長崎市が同性カップル認定検討 市長「障壁解消の手だてに」 [長崎県]

 長崎市の田上富久市長は13日、同性カップルを公的に認定する「パートナーシップ制度」を導入する方向で検討していることを明らかにした。市議会定例会の一般質問への答弁で表明。異性同士の結婚しか認められない現在の制度や社会の偏見に生きづらさを感じる人がいるとして「自治体の取り組みが障壁を解消する手だてになる」と述べた。来年度までの導入を目指す。

 パートナーシップ制度は2015年に東京都渋谷区が創設し、全国7自治体が導入。九州では今年4月に福岡市が初めて制度化、これまでに18件を認定した。

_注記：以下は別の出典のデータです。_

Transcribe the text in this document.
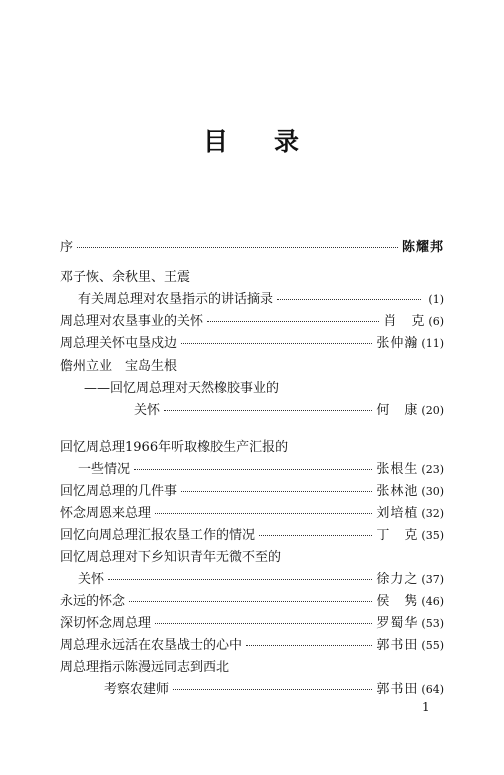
目 录
序	陈耀邦
邓子恢、余秋里、王震
有关周总理对农垦指示的讲话摘录	(1)
周总理对农垦事业的关怀	肖　克 (6)
周总理关怀屯垦戍边	张仲瀚 (11)
儋州立业　宝岛生根
——回忆周总理对天然橡胶事业的
关怀	何　康 (20)
回忆周总理1966年听取橡胶生产汇报的
一些情况	张根生 (23)
回忆周总理的几件事	张林池 (30)
怀念周恩来总理	刘培植 (32)
回忆向周总理汇报农垦工作的情况	丁　克 (35)
回忆周总理对下乡知识青年无微不至的
关怀	徐力之 (37)
永远的怀念	侯　隽 (46)
深切怀念周总理	罗蜀华 (53)
周总理永远活在农垦战士的心中	郭书田 (55)
周总理指示陈漫远同志到西北
考察农建师	郭书田 (64)
1
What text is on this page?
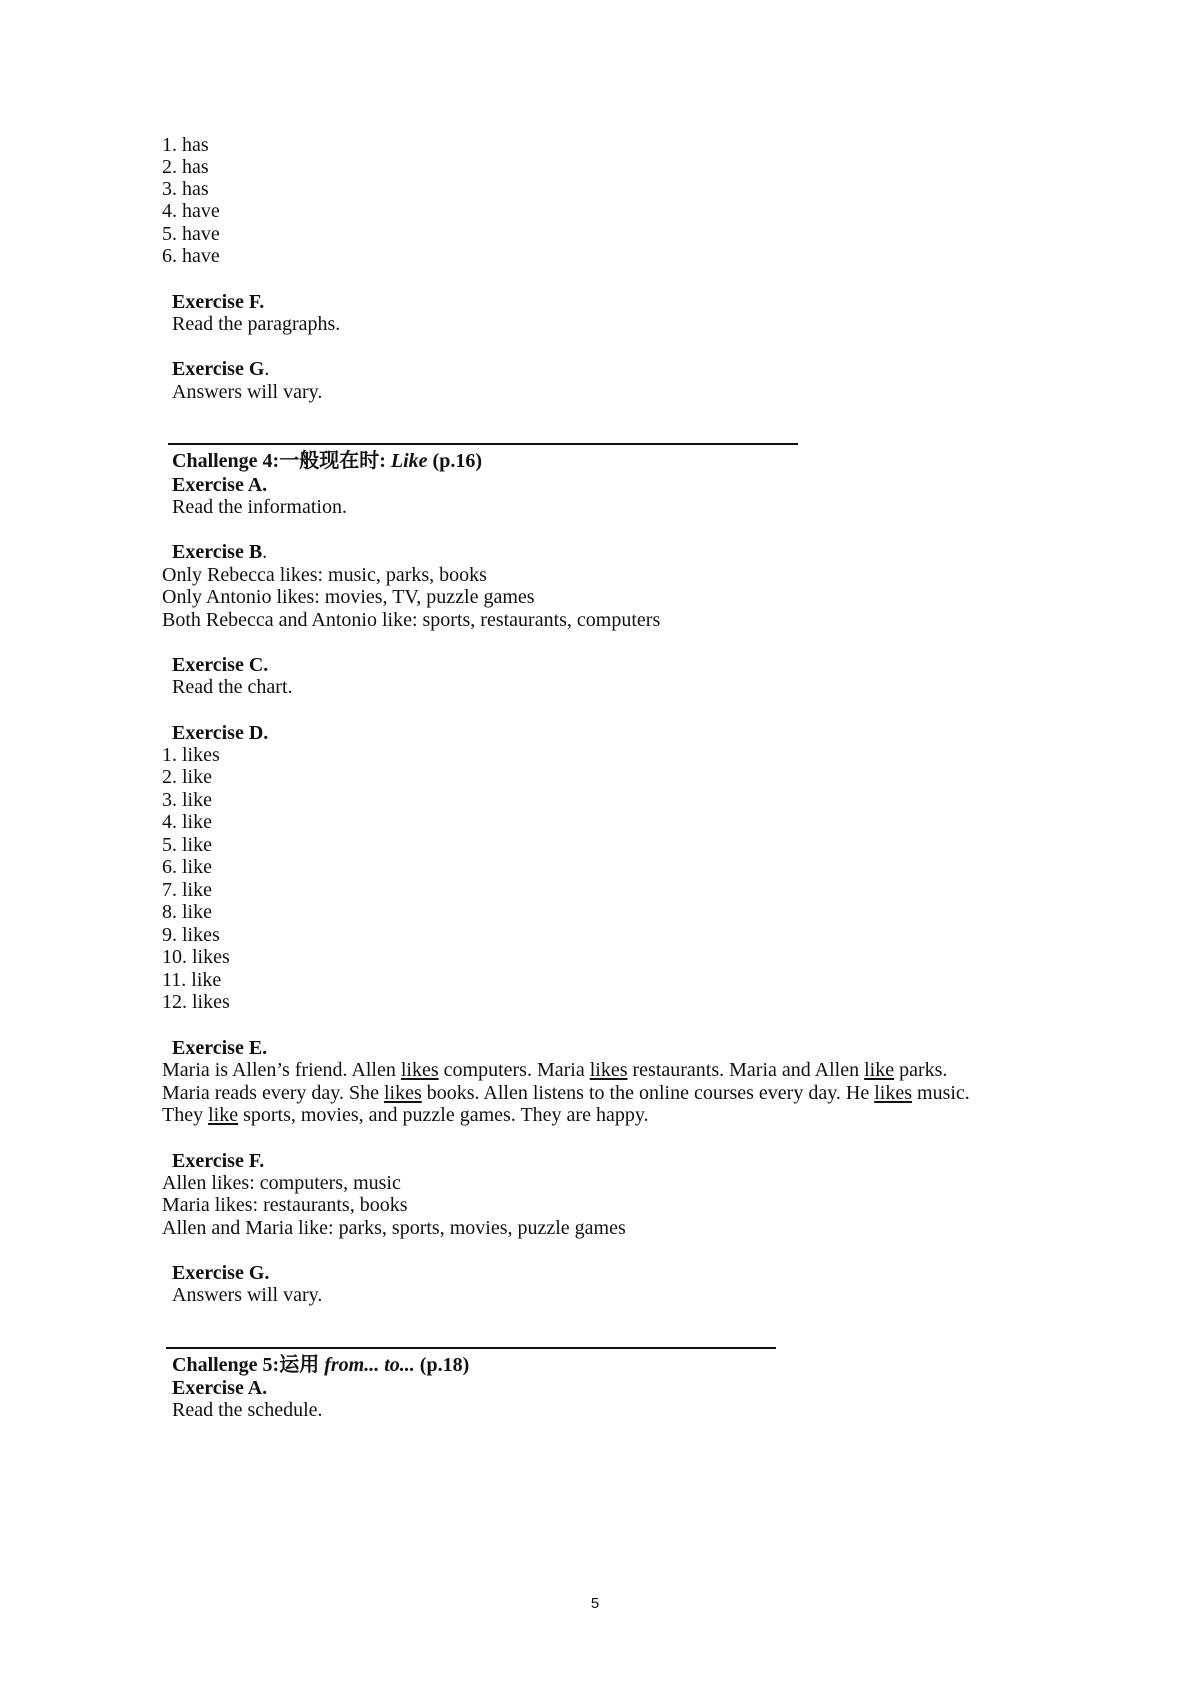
1. has
2. has
3. has
4. have
5. have
6. have
Exercise F.
Read the paragraphs.
Exercise G.
Answers will vary.
Challenge 4:一般现在时: Like (p.16)
Exercise A.
Read the information.
Exercise B.
Only Rebecca likes: music, parks, books
Only Antonio likes: movies, TV, puzzle games
Both Rebecca and Antonio like: sports, restaurants, computers
Exercise C.
Read the chart.
Exercise D.
1. likes
2. like
3. like
4. like
5. like
6. like
7. like
8. like
9. likes
10. likes
11. like
12. likes
Exercise E.
Maria is Allen’s friend. Allen likes computers. Maria likes restaurants. Maria and Allen like parks.
Maria reads every day. She likes books. Allen listens to the online courses every day. He likes music.
They like sports, movies, and puzzle games. They are happy.
Exercise F.
Allen likes: computers, music
Maria likes: restaurants, books
Allen and Maria like: parks, sports, movies, puzzle games
Exercise G.
Answers will vary.
Challenge 5:运用 from... to... (p.18)
Exercise A.
Read the schedule.
5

 長崎市によると、毎年度実施する市民意識調査の人権侵害に関する項目で、15年度から侵害を受けた理由に「性的少数者(LGBT)であるため」との選択肢を用意したところ、回答率は15年度2・0%▽16年度1・5%▽17年度2・8%-と増加傾向にある。市人権男女共同参画室は「先行事例を研究し、充実した制度にしたい」と説明。市営住宅への入居をパートナーで申し込めることなどが想定され、市は結婚休暇の取得など民間企業への波及効果も期待している。

 また、この日の一般質問では、市内小中学校の児童生徒や保護者から寄せられた「LGBTを原因とする相談」について、17年度に小中それぞれ1件ずつ寄せられたことを執行部が報告。馬場豊子教育長は「教職員が細やかに対応できるよう指導したい」と述べた。文部科学省の15年4月の通知では「職員トイレの使用を認める」「水泳で上半身が隠れる水着の着用を認める」などの対応例を示している。